Case studies, District heating, Municipal buildings and facilities, Others, RES, Residential buildings, Street lighting, Transport
Solonytsivka builds its energy future on data
Solonytsivka, a community in Kharkiv region in eastern Ukraine, joined the Covenant of Mayors and committed to reducing CO₂ emissions and improving energy efficiency across its public infrastructure. Since then the municipality has developed and adopted a Sustainable Energy and Climate Action Plan (SECAP), introduced energy monitoring across its facilities and modernised street lighting.
Maryna Panasyuk, Deputy Head of Solonytsivka Council for Executive Bodies, says the change runs through the whole way the municipality works.
As the Covenant of Mayors – East (CoM East) initiative marks its 15th anniversary, Solonytsivka’s experience shows how participation reshapes not just infrastructure but the culture of local governance.
Not about status — about real change
Panasyuk’s description of what the Covenant of Mayors means for Solonytsivka begins not with targets or formal commitments but with what the initiative makes possible day to day.
“For us this is not about status. It is about real changes we implement every day,” she said. “It is about access to qualified advice on implementing energy efficiency plans, about working with specialists in the field, about turning projects and ideas into reality.”
Participation also means belonging to a network of municipalities working on the same challenges — and a way to show partners and residents that Solonytsivka has taken a voluntary commitment to tackle climate change through energy efficiency and reducing CO₂ emissions.
A plan, then a system
The SECAP gave Solonytsivka a clear framework. It defined priorities, structured the measures to be taken and created the conditions for long-term planning rather than short-term fixes.
“We gained a clear understanding of where to go next: which measures to implement and what to focus on first,” Panasyuk said.

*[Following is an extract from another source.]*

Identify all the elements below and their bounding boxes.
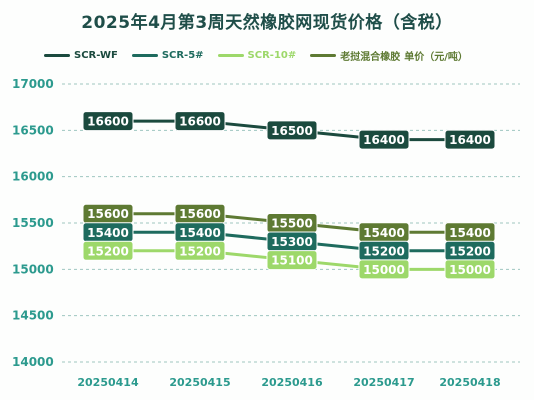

The SECAP is backed by energy monitoring across municipal facilities. The system records consumption and makes the data useful. The municipality tracks energy use, identifies where resources are being lost and bases management decisions on evidence rather than instinct.
Staff training has become a standing priority alongside the technical work. The team invests regularly in building its own expertise on climate and energy — not as a one-off exercise but as part of how the municipality operates.
“The team constantly improves its skills to work more effectively,” Panasyuk said.
Where the work is focused
Solonytsivka concentrates its energy work on the areas where consumption is highest: public institutions, street lighting and municipal infrastructure. The street lighting modernisation programme ‘Street Lighting — Safe Environment’ is reducing electricity use and improving safety for residents. Broader measures cover energy efficiency in public buildings and a gradual transition to alternative energy sources.
Work with residents and local businesses runs in parallel. Panasyuk is clear about why: the targets in the SECAP cannot be reached through infrastructure alone.
“Communities manage schools, kindergartens, hospitals, street lighting, housing — the areas where most energy is consumed. It is not the state acting from above. It is specific decisions taken locally,” she said. “Without changing behaviour, achieving climate goals is simply impossible.”
A different way of governing
Panasyuk points to the shift in decision-making as the change that matters most. Before, decisions were reactive. Now they are grounded in data, built around planning and tied to accountability for outcomes.
“We stopped acting on a case-by-case basis and moved to systematic work that produces measurable results,” she said.
The municipality now works with a long-term horizon rather than the next budget cycle. Cross-sector coordination has improved. Energy consumption is analysed regularly. The management culture, Panasyuk said, has shifted to one built on planning, analysis and responsibility for results.
“We understand that we are moving in the right direction and are part of the European process on climate and energy efficiency,” she said.